A: My two sons. Yep. Definitely.

Rick’s tidbits

• Rick Springfield’s own record label, Gomer Records, is named after his dog. He regularly names corporations and production companies after his friends, his dogs and his kids.

• His father was a lieutenant colonel in the British Army, and Springfield grew up in Australia and England.

• Springfield was born Richard Lewis Springthorpe.

• He is married to Barbara Porter, whom he met while she was a receptionist at the studio where he was recording “Working Class Dog.”

• Barbara and Rick have two sons, Liam and Josh.

• “The Day After Yesterday” is a compilation album of cover songs Springfield always wanted to record. “They’re more contemporary songs, songs that when I first started having hits, most of them were hits on the radio,” Springfield said. “They were songs that I just had wished I had written. So I had always wondered what would happen if I did an album like that.”

• His Christmas album, “Christmas with You,” is the first album he’s done in his new home recording studio.

• He sometimes will shoot three days of “General Hospital” in one day.

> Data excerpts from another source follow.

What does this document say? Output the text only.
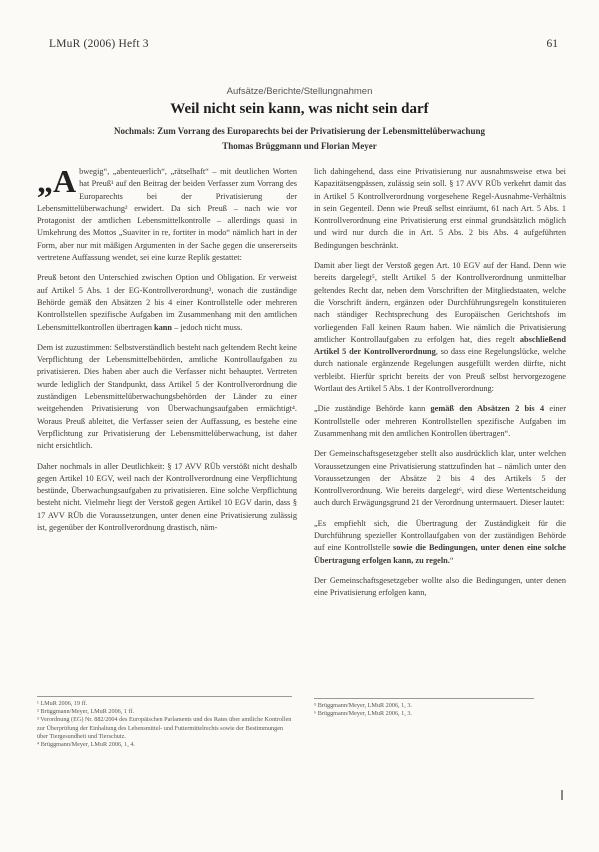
LMuR (2006) Heft 3	61
Aufsätze/Berichte/Stellungnahmen
Weil nicht sein kann, was nicht sein darf
Nochmals: Zum Vorrang des Europarechts bei der Privatisierung der Lebensmittelüberwachung
Thomas Brüggmann und Florian Meyer

„Abwegig“, „abenteuerlich“, „rätselhaft“ – mit deutlichen Worten hat Preuß¹ auf den Beitrag der beiden Verfasser zum Vorrang des Europarechts bei der Privatisierung der Lebensmittelüberwachung² erwidert. Da sich Preuß – nach wie vor Protagonist der amtlichen Lebensmittelkontrolle – allerdings quasi in Umkehrung des Mottos „Suaviter in re, fortiter in modo“ nämlich hart in der Form, aber nur mit mäßigen Argumenten in der Sache gegen die unsererseits vertretene Auffassung wendet, sei eine kurze Replik gestattet:

Preuß betont den Unterschied zwischen Option und Obligation. Er verweist auf Artikel 5 Abs. 1 der EG-Kontrollverordnung³, wonach die zuständige Behörde gemäß den Absätzen 2 bis 4 einer Kontrollstelle oder mehreren Kontrollstellen spezifische Aufgaben im Zusammenhang mit den amtlichen Lebensmittelkontrollen übertragen kann – jedoch nicht muss.

Dem ist zuzustimmen: Selbstverständlich besteht nach geltendem Recht keine Verpflichtung der Lebensmittelbehörden, amtliche Kontrollaufgaben zu privatisieren. Dies haben aber auch die Verfasser nicht behauptet. Vertreten wurde lediglich der Standpunkt, dass Artikel 5 der Kontrollverordnung die zuständigen Lebensmittelüberwachungsbehörden der Länder zu einer weitgehenden Privatisierung von Überwachungsaufgaben ermächtigt⁴. Woraus Preuß ableitet, die Verfasser seien der Auffassung, es bestehe eine Verpflichtung zur Privatisierung der Lebensmittelüberwachung, ist daher nicht ersichtlich.

Daher nochmals in aller Deutlichkeit: § 17 AVV RÜb verstößt nicht deshalb gegen Artikel 10 EGV, weil nach der Kontrollverordnung eine Verpflichtung bestünde, Überwachungsaufgaben zu privatisieren. Eine solche Verpflichtung besteht nicht. Vielmehr liegt der Verstoß gegen Artikel 10 EGV darin, dass § 17 AVV RÜb die Voraussetzungen, unter denen eine Privatisierung zulässig ist, gegenüber der Kontrollverordnung drastisch, näm-

lich dahingehend, dass eine Privatisierung nur ausnahmsweise etwa bei Kapazitätsengpässen, zulässig sein soll. § 17 AVV RÜb verkehrt damit das in Artikel 5 Kontrollverordnung vorgesehene Regel-Ausnahme-Verhältnis in sein Gegenteil. Denn wie Preuß selbst einräumt, 61 nach Art. 5 Abs. 1 Kontrollverordnung eine Privatisierung erst einmal grundsätzlich möglich und wird nur durch die in Art. 5 Abs. 2 bis Abs. 4 aufgeführten Bedingungen beschränkt.

Damit aber liegt der Verstoß gegen Art. 10 EGV auf der Hand. Denn wie bereits dargelegt⁵, stellt Artikel 5 der Kontrollverordnung unmittelbar geltendes Recht dar, neben dem Vorschriften der Mitgliedstaaten, welche die Vorschrift ändern, ergänzen oder Durchführungsregeln konstituieren nach ständiger Rechtsprechung des Europäischen Gerichtshofs im vorliegenden Fall keinen Raum haben. Wie nämlich die Privatisierung amtlicher Kontrollaufgaben zu erfolgen hat, dies regelt abschließend Artikel 5 der Kontrollverordnung, so dass eine Regelungslücke, welche durch nationale ergänzende Regelungen ausgefüllt werden dürfte, nicht verbleibt. Hierfür spricht bereits der von Preuß selbst hervorgezogene Wortlaut des Artikel 5 Abs. 1 der Kontrollverordnung:

„Die zuständige Behörde kann gemäß den Absätzen 2 bis 4 einer Kontrollstelle oder mehreren Kontrollstellen spezifische Aufgaben im Zusammenhang mit den amtlichen Kontrollen übertragen“.

Der Gemeinschaftsgesetzgeber stellt also ausdrücklich klar, unter welchen Voraussetzungen eine Privatisierung stattzufinden hat – nämlich unter den Voraussetzungen der Absätze 2 bis 4 des Artikels 5 der Kontrollverordnung. Wie bereits dargelegt⁶, wird diese Wertentscheidung auch durch Erwägungsgrund 21 der Verordnung untermauert. Dieser lautet:

„Es empfiehlt sich, die Übertragung der Zuständigkeit für die Durchführung spezieller Kontrollaufgaben von der zuständigen Behörde auf eine Kontrollstelle sowie die Bedingungen, unter denen eine solche Übertragung erfolgen kann, zu regeln.“

Der Gemeinschaftsgesetzgeber wollte also die Bedingungen, unter denen eine Privatisierung erfolgen kann,

¹ LMuR 2006, 19 ff.

² Brüggmann/Meyer, LMuR 2006, 1 ff.

³ Verordnung (EG) Nr. 882/2004 des Europäischen Parlaments und des Rates über amtliche Kontrollen zur Überprüfung der Einhaltung des Lebensmittel- und Futtermittelrechts sowie der Bestimmungen über Tiergesundheit und Tierschutz.

⁴ Brüggmann/Meyer, LMuR 2006, 1, 4.

⁵ Brüggmann/Meyer, LMuR 2006, 1, 3.

⁶ Brüggmann/Meyer, LMuR 2006, 1, 3.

• Springfield is no stranger to having two successful careers at one time, both in the 1980s and today. To make their lives’ more manageable, Springfield and his band members now go out on tour for about four days and then come home for a week. “We used to do three months at a time, and there’s no way that that cannot drive you insane, you know?” he said. “I didn’t want it to be like that this time. I wanted every show to be fun for everybody.”

If you go

What: Musician and actor Rick Springfield performs in concert.

When: 8 p.m. Saturday, Nov. 17.

Where: The Arcada Theatre, 105 E. Main St. (Route 64), St. Charles.